Ordo ab chao
Non communiqué
Cette devise choisie par le S C D F m’a immédiatement fait penser au chaos originel et bien entendu à la conception biblique de la naissance de l’Univers qui a été longtemps en vigueur dans le monde occidental chrétien.
Cette conception déterministe d’un monde immuable et permanent depuis sa création par Dieu qui organisa le chaos en « créant les cieux et la Terre » est sous-jacente dans notre devise adoptée à cette époque où cette interprétation avait cours, d’autant qu’elle est précédée de la devise « Deus Meumque Jus » « Dieu et mon Droit ».
Je me suis ensuite intéressé aux conceptions scientifiques et au fameux Big Bang, théorie actuellement en vigueur sur la création de notre univers.
Ce terme fut inventé par le chanoine Georges Le maître, astronome et physicien belge de la fin du 19ème et décédé en 1966.
C’est, en l’expliquant succinctement, un chaos primordial qui très vite s’organisa et nous donna la première étoile naissant de l’hydrogène comprimé à dix millions de degrés entraîna une fusion nucléaire avec création d’hélium, transformant ainsi la matière en énergie et enfin amenant la naissance de l’étoile, mille fois plus grande que notre soleil et émettant une lumière bleue.
Par la suite d’autres étoiles vont naitre, d’autres vont mourir et leur mort va entraîner la vie car c’est à partir de ces étoiles qui meurent que vont apparaître des éléments comme l’hélium qui plus lourd que l’hydrogène va se fixer au centre de l’étoile, dans le noyau, puis le carbone, le néon, l’oxygène et le fer.
Nous sommes ainsi faits de « poussières d’étoiles » comme le suggère Hubert REEVES.
Je vais donc essayer de montrer que le chaos est présent partout dans la nature mais qu’il suscite immanquablement l’ordre et même qu’il le contient. Il en est de même dans nos sociétés, et dans la F M qui applique ce principe inspiré par l’ordre naturel des choses pour parvenir à la modification et à l’amélioration de notre Etre dans les domaines de la connaissance, de la spiritualité et de la métaphysique.
I – Le chaos et l’ordre naturel
Tout d’abord essayons de définir ce qui nous vient à l’esprit lorsque nous parlons de chaos et d’ordre.
CHAOS : confusion-bouleversement-désordre-renoncement-revolution-changement-perturbation-cataclysmesubversion-émotion.
ORDRE : organisation-ordonnance-agencement-rangement-aménagement-discipline-équilibre-sécurité-harmonietranquilité-hiérarchie-loi.

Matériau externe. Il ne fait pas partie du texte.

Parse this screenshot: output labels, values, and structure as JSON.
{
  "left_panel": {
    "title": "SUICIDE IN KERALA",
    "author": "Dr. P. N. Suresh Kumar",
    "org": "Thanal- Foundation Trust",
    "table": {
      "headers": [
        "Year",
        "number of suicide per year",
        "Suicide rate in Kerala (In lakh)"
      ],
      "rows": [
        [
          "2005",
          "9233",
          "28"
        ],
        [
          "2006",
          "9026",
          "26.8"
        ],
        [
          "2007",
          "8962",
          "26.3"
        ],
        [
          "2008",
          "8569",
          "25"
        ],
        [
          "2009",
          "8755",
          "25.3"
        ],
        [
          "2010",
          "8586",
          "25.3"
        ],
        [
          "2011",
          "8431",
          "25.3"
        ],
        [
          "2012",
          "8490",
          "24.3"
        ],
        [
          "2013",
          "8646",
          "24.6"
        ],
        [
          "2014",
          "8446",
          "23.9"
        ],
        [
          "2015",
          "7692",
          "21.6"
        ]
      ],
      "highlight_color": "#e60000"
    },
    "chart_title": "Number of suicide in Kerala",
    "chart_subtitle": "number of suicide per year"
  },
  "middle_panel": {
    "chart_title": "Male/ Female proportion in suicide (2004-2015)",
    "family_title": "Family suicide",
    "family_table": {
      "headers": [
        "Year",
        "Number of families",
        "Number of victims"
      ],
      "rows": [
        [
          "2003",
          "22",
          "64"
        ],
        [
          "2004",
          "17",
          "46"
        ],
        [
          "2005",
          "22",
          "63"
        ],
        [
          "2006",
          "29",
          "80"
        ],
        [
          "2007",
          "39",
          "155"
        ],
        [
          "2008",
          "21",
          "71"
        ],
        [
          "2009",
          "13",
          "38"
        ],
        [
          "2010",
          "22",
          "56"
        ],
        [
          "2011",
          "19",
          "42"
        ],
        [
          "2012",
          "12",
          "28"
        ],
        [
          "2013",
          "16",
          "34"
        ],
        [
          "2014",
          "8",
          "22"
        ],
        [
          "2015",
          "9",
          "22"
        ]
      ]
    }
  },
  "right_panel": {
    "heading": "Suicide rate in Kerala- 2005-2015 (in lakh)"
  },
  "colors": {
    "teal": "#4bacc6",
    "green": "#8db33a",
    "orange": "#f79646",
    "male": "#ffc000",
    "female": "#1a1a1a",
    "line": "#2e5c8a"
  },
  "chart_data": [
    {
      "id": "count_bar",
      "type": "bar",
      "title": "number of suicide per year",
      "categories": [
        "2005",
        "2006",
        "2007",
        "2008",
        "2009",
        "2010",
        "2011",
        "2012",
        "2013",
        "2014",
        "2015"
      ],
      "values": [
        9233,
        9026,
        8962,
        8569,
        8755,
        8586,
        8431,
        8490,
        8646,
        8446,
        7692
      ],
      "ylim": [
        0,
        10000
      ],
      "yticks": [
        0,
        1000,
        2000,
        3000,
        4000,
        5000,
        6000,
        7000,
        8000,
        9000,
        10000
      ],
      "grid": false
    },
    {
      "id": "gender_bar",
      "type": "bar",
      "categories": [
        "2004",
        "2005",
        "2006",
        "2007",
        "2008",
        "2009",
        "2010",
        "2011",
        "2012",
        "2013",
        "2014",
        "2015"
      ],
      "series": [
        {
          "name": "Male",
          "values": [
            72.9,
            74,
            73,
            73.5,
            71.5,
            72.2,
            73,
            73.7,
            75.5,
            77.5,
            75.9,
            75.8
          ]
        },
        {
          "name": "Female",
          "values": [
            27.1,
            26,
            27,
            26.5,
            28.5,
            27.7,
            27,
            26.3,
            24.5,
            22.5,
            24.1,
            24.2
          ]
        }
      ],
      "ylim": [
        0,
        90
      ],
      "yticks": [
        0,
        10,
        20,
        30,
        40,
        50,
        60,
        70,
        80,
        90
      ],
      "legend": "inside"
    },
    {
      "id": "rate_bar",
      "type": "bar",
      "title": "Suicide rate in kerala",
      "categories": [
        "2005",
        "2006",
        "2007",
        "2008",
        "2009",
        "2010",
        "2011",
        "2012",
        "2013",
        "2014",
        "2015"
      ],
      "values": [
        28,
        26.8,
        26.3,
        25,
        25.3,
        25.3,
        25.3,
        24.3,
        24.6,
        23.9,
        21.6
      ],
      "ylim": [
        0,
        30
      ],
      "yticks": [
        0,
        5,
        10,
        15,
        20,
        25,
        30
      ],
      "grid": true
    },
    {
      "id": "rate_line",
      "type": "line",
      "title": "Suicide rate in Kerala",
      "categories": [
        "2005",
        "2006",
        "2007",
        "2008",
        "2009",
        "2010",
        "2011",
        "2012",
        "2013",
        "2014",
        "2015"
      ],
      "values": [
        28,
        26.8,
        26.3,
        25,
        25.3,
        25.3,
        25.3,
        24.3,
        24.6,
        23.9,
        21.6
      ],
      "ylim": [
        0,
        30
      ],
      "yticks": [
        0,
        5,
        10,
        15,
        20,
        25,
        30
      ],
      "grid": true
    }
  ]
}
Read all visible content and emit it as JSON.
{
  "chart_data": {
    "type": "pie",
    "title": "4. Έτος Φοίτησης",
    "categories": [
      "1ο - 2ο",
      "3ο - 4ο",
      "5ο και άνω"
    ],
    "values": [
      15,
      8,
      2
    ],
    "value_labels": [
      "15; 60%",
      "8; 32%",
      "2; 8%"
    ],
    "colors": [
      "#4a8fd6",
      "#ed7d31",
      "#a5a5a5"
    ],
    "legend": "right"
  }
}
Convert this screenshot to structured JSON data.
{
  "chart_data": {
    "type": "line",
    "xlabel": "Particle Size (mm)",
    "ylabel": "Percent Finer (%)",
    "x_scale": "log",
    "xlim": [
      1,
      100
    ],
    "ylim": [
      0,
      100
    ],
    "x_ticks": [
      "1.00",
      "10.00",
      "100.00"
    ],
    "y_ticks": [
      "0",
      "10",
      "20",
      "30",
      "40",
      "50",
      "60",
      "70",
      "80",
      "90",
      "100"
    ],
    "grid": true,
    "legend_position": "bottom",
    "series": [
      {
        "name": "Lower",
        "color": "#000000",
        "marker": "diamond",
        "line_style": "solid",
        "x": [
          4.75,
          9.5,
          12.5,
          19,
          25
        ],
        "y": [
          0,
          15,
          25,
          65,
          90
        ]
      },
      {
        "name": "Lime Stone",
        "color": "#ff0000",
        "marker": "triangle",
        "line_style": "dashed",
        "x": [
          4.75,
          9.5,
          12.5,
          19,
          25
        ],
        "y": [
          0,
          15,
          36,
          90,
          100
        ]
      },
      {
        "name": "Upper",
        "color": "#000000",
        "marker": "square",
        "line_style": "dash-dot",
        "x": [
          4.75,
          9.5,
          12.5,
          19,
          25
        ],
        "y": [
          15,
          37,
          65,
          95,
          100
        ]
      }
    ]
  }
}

Nous avons vu que notre Univers résultait d’un chaos primordial suivi par une succession d’évènements ordonnés puis à nouveau chaotiques puis ordonnés, c’est cette successions de chaos et d’ordre que nous retrouvons dans la nature. Nous assistonmhpoirot@hotmail.fr <mhpoirot@hotmail.fr>; fletouze@club-internet.fr <fletouze@club-internet.fr>s à une coexistence entre le chaos et l’ordre et en avons tous les jours des exemples.
La molécule d’eau, système simple, devient lorsqu’elle se congèle et s’unit à d’autres molécules, un système complexe de cristaux de neige dont aucun n’est semblable à l’autre.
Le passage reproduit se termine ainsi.